Photography as a basic tool for any researcher became one of Veà’s passions, and he was able turn functional and scientific photography into works of art. For his photographic work, the scientist used the pseudonym Ricard Baró. He had held various exhibitions in Sitges, Barcelona and in Mexico, where he had the support of Rosa María López, director of the Fototeca Juan Malpica Mimendi in the port of Veracruz, who he met on one of his trips and was later to be his wife. Dedicated to photography since the 1980s, he moved from analogue to digital and developed a style based on digital processing and the saturation of colour to create magical photographs.

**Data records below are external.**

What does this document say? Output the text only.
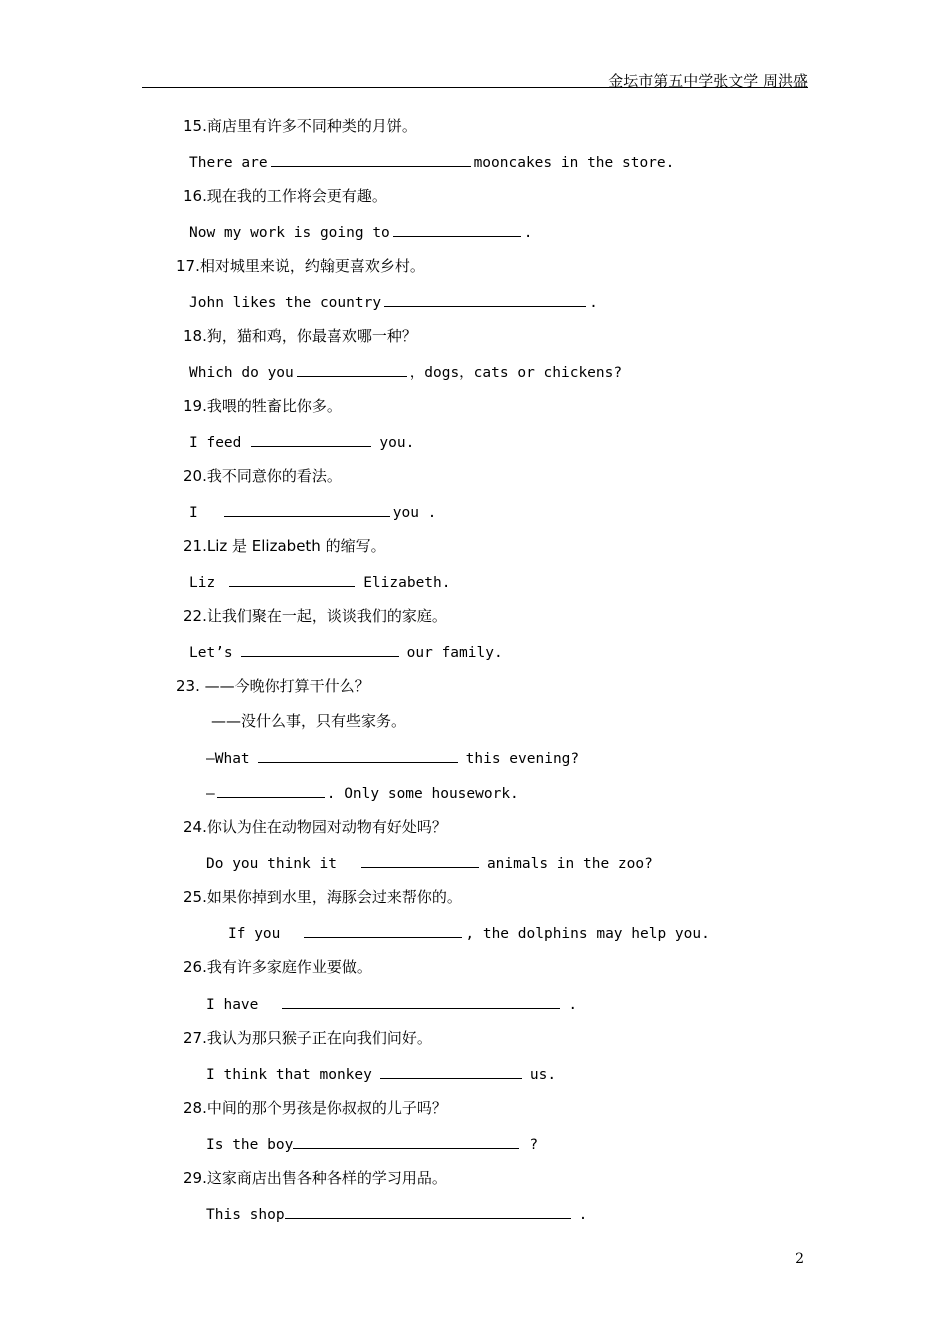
金坛市第五中学张文学 周洪盛
15.商店里有许多不同种类的月饼。
There are	mooncakes in the store.
16.现在我的工作将会更有趣。
Now my work is going to	.
17.相对城里来说，约翰更喜欢乡村。
John likes the country	.
18.狗，猫和鸡，你最喜欢哪一种？
Which do you	，dogs，cats or chickens?
19.我喂的牲畜比你多。
I feed	you.
20.我不同意你的看法。
I	you .
21.Liz 是 Elizabeth 的缩写。
Liz	Elizabeth.
22.让我们聚在一起，谈谈我们的家庭。
Let’s	our family.
23. ——今晚你打算干什么？
——没什么事，只有些家务。
—What	this evening?
—	. Only some housework.
24.你认为住在动物园对动物有好处吗？
Do you think it	animals in the zoo?
25.如果你掉到水里，海豚会过来帮你的。
If you	, the dolphins may help you.
26.我有许多家庭作业要做。
I have	.
27.我认为那只猴子正在向我们问好。
I think that monkey	us.
28.中间的那个男孩是你叔叔的儿子吗？
Is the boy	?
29.这家商店出售各种各样的学习用品。
This shop	.
2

He often took photographs of the female nude, and of nature in the jungle of Veracruz. In an exhibition in Xalapa under the title “The naked tremor of slim trees”, Ricardo Barí used his images to demonstrate the human pressure on the jungle which he had observed in his research:
“The trees hold up the sky” said our ancestorsAnd they know, the sky is now falling on top of usIs it possible to show the beauty of disaster? I think so.Ricard Baró (Joaquim Veà’s pseudonym)
The last exhibition was held at the Mexican embassy of Barcelona in December 2015, when Veà had advanced cancer which would end his life a year later, and was a special tribute from the Mexican authorities for his professional involvement with the state of Veracruz and its natural reserve over the last 15 years.

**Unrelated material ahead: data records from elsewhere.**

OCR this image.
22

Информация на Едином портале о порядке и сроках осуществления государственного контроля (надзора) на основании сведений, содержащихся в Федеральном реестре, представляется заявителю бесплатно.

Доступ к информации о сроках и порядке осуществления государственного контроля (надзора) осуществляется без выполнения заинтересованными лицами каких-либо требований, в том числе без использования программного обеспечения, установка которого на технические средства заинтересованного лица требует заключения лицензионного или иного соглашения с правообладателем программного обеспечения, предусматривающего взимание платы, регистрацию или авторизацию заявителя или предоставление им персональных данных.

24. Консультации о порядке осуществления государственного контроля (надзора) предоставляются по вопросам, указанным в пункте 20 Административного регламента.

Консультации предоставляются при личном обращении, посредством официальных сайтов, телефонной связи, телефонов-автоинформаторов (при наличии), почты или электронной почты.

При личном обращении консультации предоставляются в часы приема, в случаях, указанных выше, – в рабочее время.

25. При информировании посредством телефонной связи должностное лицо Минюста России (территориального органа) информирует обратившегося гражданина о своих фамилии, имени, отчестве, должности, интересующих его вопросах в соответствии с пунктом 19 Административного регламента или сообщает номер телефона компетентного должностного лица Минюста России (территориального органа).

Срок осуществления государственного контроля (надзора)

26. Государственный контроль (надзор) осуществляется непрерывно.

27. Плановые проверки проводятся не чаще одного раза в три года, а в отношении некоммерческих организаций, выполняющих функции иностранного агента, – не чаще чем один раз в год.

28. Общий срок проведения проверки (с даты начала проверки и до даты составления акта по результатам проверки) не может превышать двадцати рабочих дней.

He died in Barcelona on the 23rd February 2016, two years after his illness was diagnosed.
Main Works
- Veà Baro, J.J. Cociente intelectual y diferencias individuales (in Spanish). Oikos-Tau, 1982. ISBN 84-281-0508-1.
- Veà Baró, J.J.; Colell, Montserrat. Etología. Universidad de Barcelona, 1997. ISBN 84-922004-5-6.
- ·Sabater Pi, Jordi; Veà Baró, J.J.. Nest building and population estimates of the bonobo from the Lokofe-Lilungu-Ikomaloki Region of Zaire, 1990.
- Sabater Pi, Jordi; Veà Baró, J.J.. Estudio eto-ecológico del chimpance bonobo (Pan paniscus) de la región de Lokofe-Lilungu-Ikomakoli (Dist. de Ikela) Zaire (in Spanish), 1990.
- Veà Baró, J.J.; Sabater Pi, Jordi. Técnicas para el estudio de los primates en su hábitat natural (in Spanish). Universidad de Barcelona. Departamento de Psiquiatría y Psicobiologia Clínica, 1995.
- Veà Baró, J.J.; Colell Mimó, Montserrat. Etología. Ediciones Universitat Barcelona, 1997. ISBN 9788492200450 [Enquiry: 23rd December 2015].
- Veà Baró, J.J.; Sabater Pi. «Técnicas para lo estudio de la conducta de los primates en su habitado natural». A: Observación en etología (animal-humana) (in Spanish). Ediciones Universidad Barcelona, 1999. ISBN 9788483381113 [Enquiry: 23rd December 2015].
- Martínez Contreras, Jorge; Veà Baró, J.J.. Primates : evolución, cultura y diversidad : homenaje a Jordi Sabater Pí (in Spanish). México, D.F.: Centro de Estudios Filosóficos, Políticos y Sociales Vicente Lombardo Toledano, 2002.
- Veà Baró, J.J. Primates: Origin, Evolution and Behaviour. Parco Científico de Barcelona, 2003. ISBN 9788460766360.